S-propargyl-cysteine attenuates temporomandibular joint osteoarthritis by regulating macrophage polarization via Inhibition of JAK/STAT signaling.

BACKGROUND: Temporomandibular joint osteoarthritis (TMJ-OA) is a disease characterized by cartilage degradation and synovial inflammation, with limited effective treatment currently. Synovial macrophage polarization is pivotal in TMJ-OA progression, making it a promising therapeutic aspect. This study investigated the effects of S-propargyl-cysteine (SPRC), an endogenous H2S donor, on macrophage polarization and its therapeutic potential in alleviating TMJ-OA. METHODS: A MIA-induced TMJ-OA rat model and LPS-stimulated RAW264.7 macrophages were employed to evaluate the effects of SPRC in vivo and in vitro. TMJ bone and cartilage were analyzed via micro-CT and histological methods, while macrophage polarization markers expression were assessed via RT-qPCR, western blot, and immunofluorescence. RNA sequencing was performed on macrophages, and the JAK2/STAT3 signaling pathway was validated using the JAK2-specific inhibitor AG490. The direct effects of SPRC on rat primary condylar chondrocytes were examined by evaluating ECM synthesis and degradation. Co-culture experiments further assessed macrophage-chondrocyte interactions. RESULTS: SPRC significantly alleviated cartilage and bone damage in the TMJ-OA rat model, as demonstrated by improved bone volume and cartilage structure.
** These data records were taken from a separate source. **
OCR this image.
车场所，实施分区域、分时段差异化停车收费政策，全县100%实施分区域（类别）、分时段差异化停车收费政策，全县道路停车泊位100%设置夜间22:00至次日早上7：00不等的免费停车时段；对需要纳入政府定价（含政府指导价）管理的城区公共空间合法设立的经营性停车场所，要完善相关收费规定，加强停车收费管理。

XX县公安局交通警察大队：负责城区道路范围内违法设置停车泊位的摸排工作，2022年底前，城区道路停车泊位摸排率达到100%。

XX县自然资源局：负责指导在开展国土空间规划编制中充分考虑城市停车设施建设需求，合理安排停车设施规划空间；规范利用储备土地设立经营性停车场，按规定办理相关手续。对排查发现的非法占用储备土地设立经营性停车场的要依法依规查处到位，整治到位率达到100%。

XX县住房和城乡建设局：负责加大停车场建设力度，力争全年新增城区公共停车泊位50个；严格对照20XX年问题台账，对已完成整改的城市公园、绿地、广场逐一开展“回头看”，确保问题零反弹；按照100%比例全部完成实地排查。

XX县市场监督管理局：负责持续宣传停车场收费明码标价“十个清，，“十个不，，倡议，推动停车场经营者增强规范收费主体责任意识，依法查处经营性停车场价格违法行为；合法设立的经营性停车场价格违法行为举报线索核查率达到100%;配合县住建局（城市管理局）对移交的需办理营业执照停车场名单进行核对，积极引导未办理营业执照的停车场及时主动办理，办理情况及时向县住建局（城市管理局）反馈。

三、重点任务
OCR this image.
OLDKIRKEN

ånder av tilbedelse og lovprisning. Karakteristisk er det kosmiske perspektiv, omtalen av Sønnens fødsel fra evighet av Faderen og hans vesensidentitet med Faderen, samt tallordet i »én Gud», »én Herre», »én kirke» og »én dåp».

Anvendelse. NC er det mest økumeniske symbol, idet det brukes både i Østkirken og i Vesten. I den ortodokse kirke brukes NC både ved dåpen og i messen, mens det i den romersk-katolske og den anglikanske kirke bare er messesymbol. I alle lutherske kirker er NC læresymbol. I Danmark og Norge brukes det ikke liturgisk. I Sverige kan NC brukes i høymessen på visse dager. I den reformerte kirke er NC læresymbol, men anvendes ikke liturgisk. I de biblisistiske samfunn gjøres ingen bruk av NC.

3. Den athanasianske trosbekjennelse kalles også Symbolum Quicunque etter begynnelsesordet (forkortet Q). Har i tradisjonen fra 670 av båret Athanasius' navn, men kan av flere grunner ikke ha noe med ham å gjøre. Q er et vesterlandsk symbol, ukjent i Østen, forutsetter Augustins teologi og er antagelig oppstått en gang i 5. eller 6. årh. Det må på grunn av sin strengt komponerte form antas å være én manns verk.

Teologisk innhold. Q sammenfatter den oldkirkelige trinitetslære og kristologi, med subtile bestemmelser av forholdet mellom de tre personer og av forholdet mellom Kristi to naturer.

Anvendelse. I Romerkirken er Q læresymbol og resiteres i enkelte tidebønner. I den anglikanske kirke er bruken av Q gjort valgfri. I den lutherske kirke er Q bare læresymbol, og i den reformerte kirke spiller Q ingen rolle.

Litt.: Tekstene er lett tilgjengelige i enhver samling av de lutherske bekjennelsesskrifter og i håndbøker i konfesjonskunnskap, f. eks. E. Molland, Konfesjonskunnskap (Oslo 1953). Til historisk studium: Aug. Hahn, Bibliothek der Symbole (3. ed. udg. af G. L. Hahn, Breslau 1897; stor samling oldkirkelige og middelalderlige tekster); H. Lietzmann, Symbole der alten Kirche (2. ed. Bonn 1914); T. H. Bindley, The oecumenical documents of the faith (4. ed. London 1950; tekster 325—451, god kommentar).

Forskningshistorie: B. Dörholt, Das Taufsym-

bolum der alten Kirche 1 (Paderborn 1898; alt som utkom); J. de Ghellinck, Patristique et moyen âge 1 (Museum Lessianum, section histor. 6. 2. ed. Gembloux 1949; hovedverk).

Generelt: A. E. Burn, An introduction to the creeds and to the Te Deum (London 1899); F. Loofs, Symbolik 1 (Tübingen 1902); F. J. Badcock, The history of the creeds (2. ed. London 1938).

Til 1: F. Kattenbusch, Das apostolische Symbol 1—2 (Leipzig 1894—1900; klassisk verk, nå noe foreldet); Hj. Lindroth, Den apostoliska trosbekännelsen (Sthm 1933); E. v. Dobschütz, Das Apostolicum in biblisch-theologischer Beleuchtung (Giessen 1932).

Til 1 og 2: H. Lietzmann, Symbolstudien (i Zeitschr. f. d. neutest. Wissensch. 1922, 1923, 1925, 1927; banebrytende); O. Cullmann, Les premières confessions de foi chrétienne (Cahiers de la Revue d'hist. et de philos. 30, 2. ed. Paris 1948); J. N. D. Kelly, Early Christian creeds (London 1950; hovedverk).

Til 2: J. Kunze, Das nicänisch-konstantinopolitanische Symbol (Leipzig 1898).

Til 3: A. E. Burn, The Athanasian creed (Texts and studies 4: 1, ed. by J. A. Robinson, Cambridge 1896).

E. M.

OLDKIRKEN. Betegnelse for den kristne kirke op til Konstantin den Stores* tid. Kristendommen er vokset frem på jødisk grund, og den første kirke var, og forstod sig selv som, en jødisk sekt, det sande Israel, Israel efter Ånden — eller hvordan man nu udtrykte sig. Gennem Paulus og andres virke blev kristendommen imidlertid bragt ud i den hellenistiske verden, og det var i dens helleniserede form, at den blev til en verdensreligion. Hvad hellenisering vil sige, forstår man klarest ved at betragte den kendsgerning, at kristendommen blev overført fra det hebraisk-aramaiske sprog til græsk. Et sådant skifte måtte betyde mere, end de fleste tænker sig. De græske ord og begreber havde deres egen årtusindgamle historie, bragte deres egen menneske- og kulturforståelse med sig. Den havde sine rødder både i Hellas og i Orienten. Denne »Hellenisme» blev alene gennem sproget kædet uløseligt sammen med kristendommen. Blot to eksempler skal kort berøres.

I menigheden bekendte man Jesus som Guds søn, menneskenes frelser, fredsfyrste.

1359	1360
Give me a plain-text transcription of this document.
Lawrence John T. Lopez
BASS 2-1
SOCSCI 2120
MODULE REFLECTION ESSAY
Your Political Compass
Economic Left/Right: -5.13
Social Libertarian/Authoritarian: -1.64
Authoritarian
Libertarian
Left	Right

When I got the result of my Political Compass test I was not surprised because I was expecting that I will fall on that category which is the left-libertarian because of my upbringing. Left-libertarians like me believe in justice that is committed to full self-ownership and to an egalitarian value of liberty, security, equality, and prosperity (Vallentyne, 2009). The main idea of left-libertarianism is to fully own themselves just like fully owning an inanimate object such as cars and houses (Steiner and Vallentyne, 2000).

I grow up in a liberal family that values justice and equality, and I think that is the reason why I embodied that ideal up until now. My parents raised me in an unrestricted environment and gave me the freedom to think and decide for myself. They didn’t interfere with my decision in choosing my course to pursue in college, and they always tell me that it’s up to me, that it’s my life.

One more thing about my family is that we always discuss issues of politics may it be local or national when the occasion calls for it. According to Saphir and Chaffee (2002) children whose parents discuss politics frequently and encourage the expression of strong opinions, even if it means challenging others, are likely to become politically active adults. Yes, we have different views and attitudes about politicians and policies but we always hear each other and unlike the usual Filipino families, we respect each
SPRC reduced pro-inflammatory M1 macrophage infiltration and enhanced anti-inflammatory M2 macrophage polarization. SPRC effectively inhibited the JAK2/STAT3, leading to reduction of inflammatory markers, including TNF-α, IL-6, and iNOS. Co-culture experiments revealed that SPRC-treated macrophage-conditioned medium improved chondrocyte metabolic activity and restored ECM integrity. CONCLUSIONS: SPRC-modulated macrophage polarization alleviates TMJ-OA via JAK/STAT downregulation, thereby reducing synovial inflammation and cartilage degradation. These findings position SPRC as a promising therapeutic candidate for TMJ-OA and provide insights into novel strategies targeting macrophage polarization and synovium-cartilage crosstalk.